"THE MIRROR NEVER LIES” DIPUTAR DI FESTIVAL FILM INTERNASIONAL BERLIN 2012
Oleh Adji Santoso
Berlin (20/02)-Film layar lebar perdana WWF, “The Mirror Never Lies” yang bercerita tentang kehidupan suku Bajo di Wakatobi, Sulawesi Tenggara mengundang antusiasme para penikmat film di Berlin, Jerman. Film kolaborasi Pemerintah Kabupaten Wakatobi, WWF-Indonesia,dan SET Film Workshop ini diputar pada Festival Film Internasional Berlin atau yang lebih dikenal dengan Berlinale 2012.
Eko dan Gita Novalista, pemeran cilik dalam film “The Mirror Never Lies” berangkat melintas samudra dan benua menghadiri ajang pertemuan sineas kelas dunia di belahan eropa. Menjelajah 13 jam perjalanan udara bukanlah hal yang mudah bagi remaja asli Bajo itu yang terbiasa dengan laut. Bersama dengan sang sutradara, Kamila Andini, para bintang cilik itu disambut antusias oleh Dubes Republik Indonesia di Berlin Eddy Pratomo yang didampingi Direktur Jenderal Nilai Budaya Seni dan Film Kementerian Pariwisata dan Ekonomi Kreatif Ukus Kuswara dalam sebuah jamuan makan malam.
Singkat cerita, rombongan TMNL mendarat sekitar pukul 11:45 waktu setempat. Pada hari yang sama juga, TMNL diputar untuk pertama kalinya pada festival film tersebut di sebuah pusat kebudayaan kota Berlin “Haus der Kulturen der Welt.” Gedung dengan kapasitas 1000 tempat duduk tampak riuh dipenuhi penonton belia berumur belasan tahun yang didampingi oleh orangtua mereka.
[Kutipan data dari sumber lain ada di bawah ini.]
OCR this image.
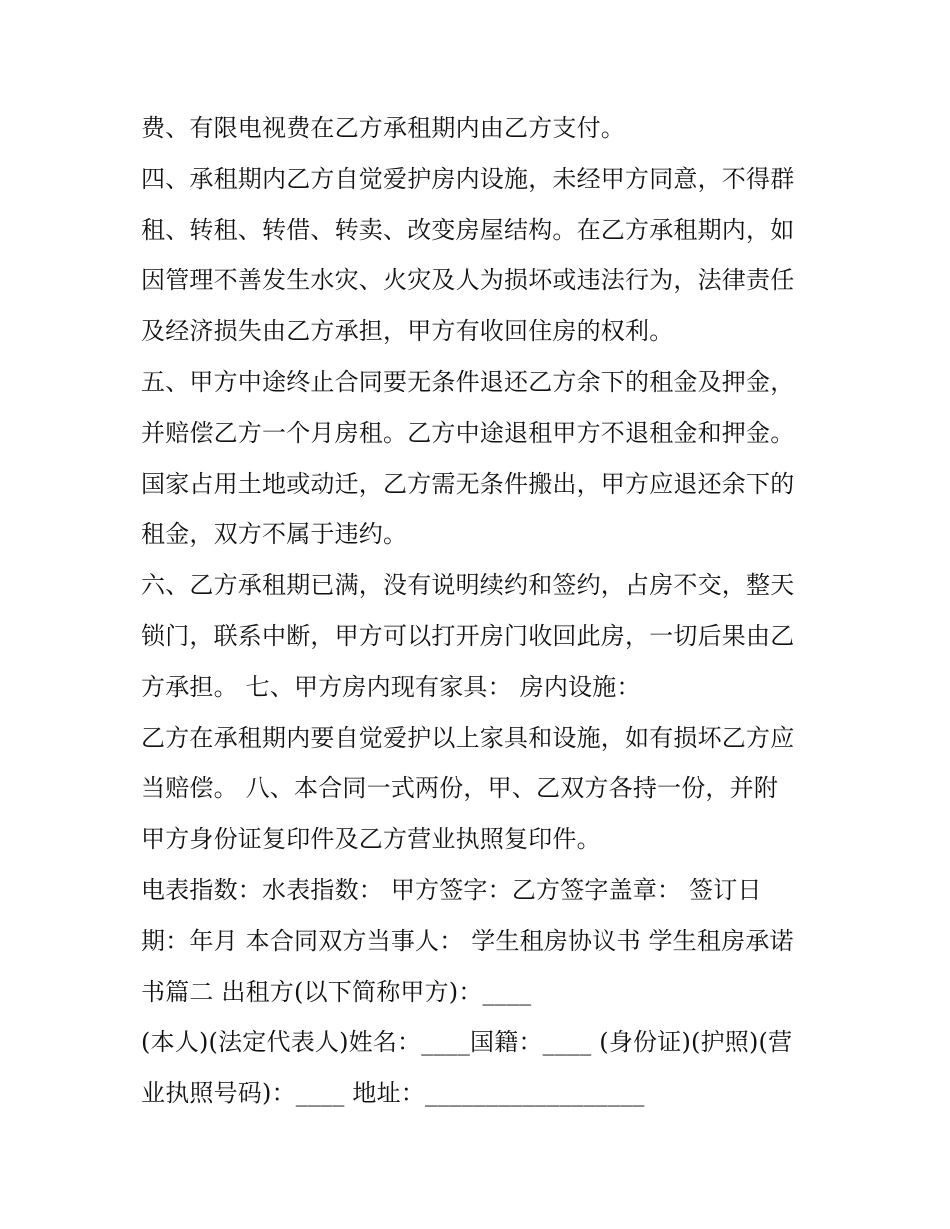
费、有限电视费在乙方承租期内由乙方支付。
四、承租期内乙方自觉爱护房内设施，未经甲方同意，不得群
租、转租、转借、转卖、改变房屋结构。在乙方承租期内，如
因管理不善发生水灾、火灾及人为损坏或违法行为，法律责任
及经济损失由乙方承担，甲方有收回住房的权利。
五、甲方中途终止合同要无条件退还乙方余下的租金及押金，
并赔偿乙方一个月房租。乙方中途退租甲方不退租金和押金。
国家占用土地或动迁，乙方需无条件搬出，甲方应退还余下的
租金，双方不属于违约。
六、乙方承租期已满，没有说明续约和签约，占房不交，整天
锁门，联系中断，甲方可以打开房门收回此房，一切后果由乙
方承担。 七、甲方房内现有家具： 房内设施：
乙方在承租期内要自觉爱护以上家具和设施，如有损坏乙方应
当赔偿。 八、本合同一式两份，甲、乙双方各持一份，并附
甲方身份证复印件及乙方营业执照复印件。
电表指数：水表指数： 甲方签字：乙方签字盖章： 签订日
期：年月 本合同双方当事人： 学生租房协议书 学生租房承诺
书篇二 出租方(以下简称甲方)：____
(本人)(法定代表人)姓名：____国籍：____ (身份证)(护照)(营
业执照号码)：____ 地址：__________________
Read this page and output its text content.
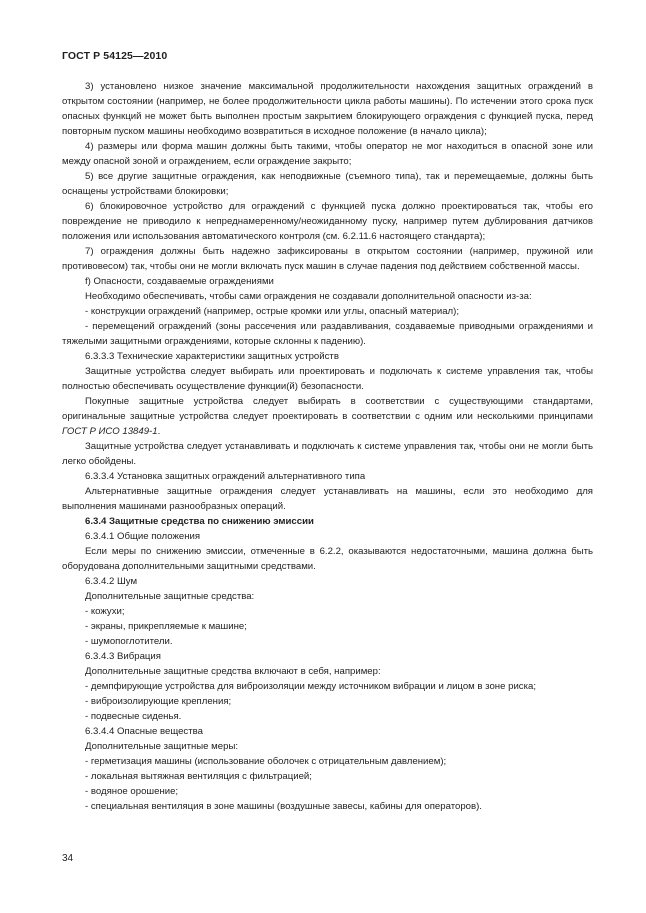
ГОСТ Р 54125—2010

3) установлено низкое значение максимальной продолжительности нахождения защитных ограждений в открытом состоянии (например, не более продолжительности цикла работы машины). По истечении этого срока пуск опасных функций не может быть выполнен простым закрытием блокирующего ограждения с функцией пуска, перед повторным пуском машины необходимо возвратиться в исходное положение (в начало цикла);

4) размеры или форма машин должны быть такими, чтобы оператор не мог находиться в опасной зоне или между опасной зоной и ограждением, если ограждение закрыто;

5) все другие защитные ограждения, как неподвижные (съемного типа), так и перемещаемые, должны быть оснащены устройствами блокировки;

6) блокировочное устройство для ограждений с функцией пуска должно проектироваться так, чтобы его повреждение не приводило к непреднамеренному/неожиданному пуску, например путем дублирования датчиков положения или использования автоматического контроля (см. 6.2.11.6 настоящего стандарта);

7) ограждения должны быть надежно зафиксированы в открытом состоянии (например, пружиной или противовесом) так, чтобы они не могли включать пуск машин в случае падения под действием собственной массы.

f) Опасности, создаваемые ограждениями

Необходимо обеспечивать, чтобы сами ограждения не создавали дополнительной опасности из-за:

- конструкции ограждений (например, острые кромки или углы, опасный материал);

- перемещений ограждений (зоны рассечения или раздавливания, создаваемые приводными ограждениями и тяжелыми защитными ограждениями, которые склонны к падению).

6.3.3.3 Технические характеристики защитных устройств

Защитные устройства следует выбирать или проектировать и подключать к системе управления так, чтобы полностью обеспечивать осуществление функции(й) безопасности.

Покупные защитные устройства следует выбирать в соответствии с существующими стандартами, оригинальные защитные устройства следует проектировать в соответствии с одним или несколькими принципами ГОСТ Р ИСО 13849-1.

Защитные устройства следует устанавливать и подключать к системе управления так, чтобы они не могли быть легко обойдены.

6.3.3.4 Установка защитных ограждений альтернативного типа

Альтернативные защитные ограждения следует устанавливать на машины, если это необходимо для выполнения машинами разнообразных операций.

6.3.4 Защитные средства по снижению эмиссии

6.3.4.1 Общие положения

Если меры по снижению эмиссии, отмеченные в 6.2.2, оказываются недостаточными, машина должна быть оборудована дополнительными защитными средствами.

6.3.4.2 Шум

Дополнительные защитные средства:

- кожухи;

- экраны, прикрепляемые к машине;

- шумопоглотители.

6.3.4.3 Вибрация

Дополнительные защитные средства включают в себя, например:

- демпфирующие устройства для виброизоляции между источником вибрации и лицом в зоне риска;

- виброизолирующие крепления;

- подвесные сиденья.

6.3.4.4 Опасные вещества

Дополнительные защитные меры:

- герметизация машины (использование оболочек с отрицательным давлением);

- локальная вытяжная вентиляция с фильтрацией;

- водяное орошение;

- специальная вентиляция в зоне машины (воздушные завесы, кабины для операторов).

34
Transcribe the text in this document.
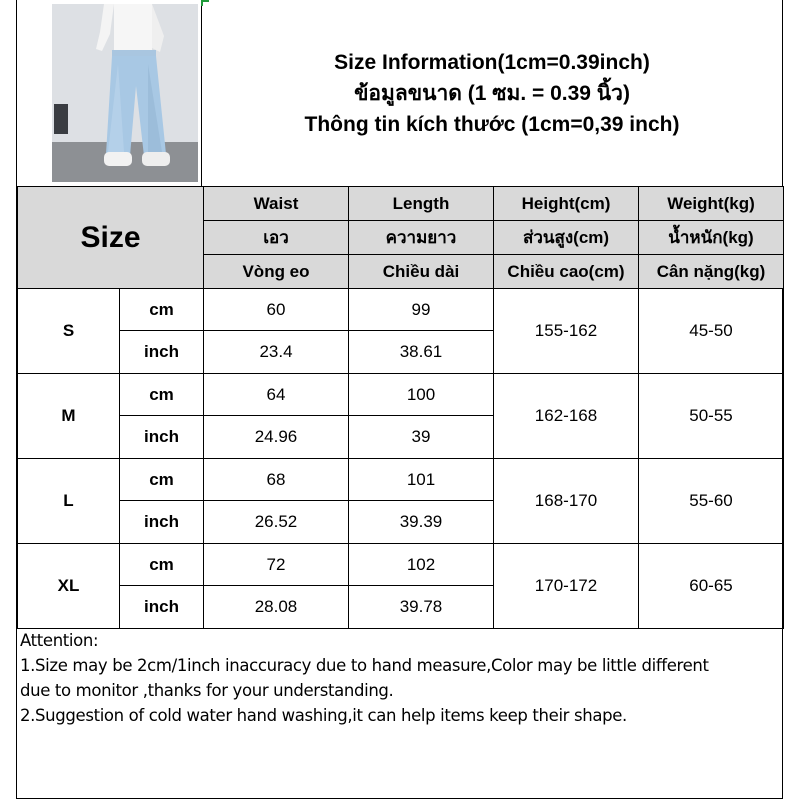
Size Information(1cm=0.39inch)
ข้อมูลขนาด (1 ซม. = 0.39 นิ้ว)
Thông tin kích thước (1cm=0,39 inch)
Size		Waist	Length	Height(cm)	Weight(kg)
		เอว	ความยาว	ส่วนสูง(cm)	น้ำหนัก(kg)
		Vòng eo	Chiều dài	Chiều cao(cm)	Cân nặng(kg)
S	cm	60	99	155-162	45-50
	inch	23.4	38.61		
M	cm	64	100	162-168	50-55
	inch	24.96	39		
L	cm	68	101	168-170	55-60
	inch	26.52	39.39		
XL	cm	72	102	170-172	60-65
	inch	28.08	39.78		
Attention:
1.Size may be 2cm/1inch inaccuracy due to hand measure,Color may be little different
due to monitor ,thanks for your understanding.
2.Suggestion of cold water hand washing,it can help items keep their shape.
Saat melintasi “Red Carpet,” rasa tegang bercampur lelah menyelimuti Eko, Gita dan Kamila Andini. Namun antusiasme yang tinggi dari para penonton serta merta menyulap ketegangan mereka.
Sepanjang film berlangsung tepuk tangan dan gelak canda bergemuruh mengakhiri setiap adegan. Pasca pemutaran film, sesi tanya jawab pun digelar. Beberapa pertanyaan pun terlontar dari para penonton. Danish: Ob der Vater war gestorben Farn? (Apakah ayah Pakis benar meninggal?), Ist das die Wahrheit? (Apakah ini kejadian sebenarnya?). Pertanyaan lain yang menggelitik dan mengeksplorasi rasa ingin tahu anak-anak tentang film ini, dijawab dengan lugas melalui penerjemah asal Indonesia,seorang mahasiswa yang bertugas sebagai “Liason Officer” (LO). Setelah tanya-jawab, Eko pun menyempatkan menyapa penonton dengan bernyanyi dengan bahasa Bajo, persis seperti salah satu adegan dalam film itu. Para penonton pun berkesempatan mendapatkan tanda tangan dari para pemain dan sutradara “The Mirror Never Lies”.
Selama tiga hari diputar di festival tersebut, apresiasi publik di Berlin cukup baik terhadap film ini. Terbukti dari dipenuhinya Haus der Kulturen der Welt yang berkapasitas 1000 orang. Selama dua hari tayang disana, tak tampak satupun kursi yang kosong. Tidak lupa film theater Friedrichshain yang berkapasitas 325 orang, selalu dipenuhi anak-anak. Total penonton yang menyaksikan film “The Mirror Never Lies” mencapai sekitar 2300 orang.
Pagelaran festival film internasional Berlin ditutup oleh malam penganugrahan penghargaan kategori “Generation Kplus” yang diikuti 15 film dari sekitar 10 negara Asia-Pasific, Eropa dan Afrika. Penghargaan “Crystal Bear for the Best Film” diraih filmArcadia oleh sutradara Olivia Silver dari Amerika.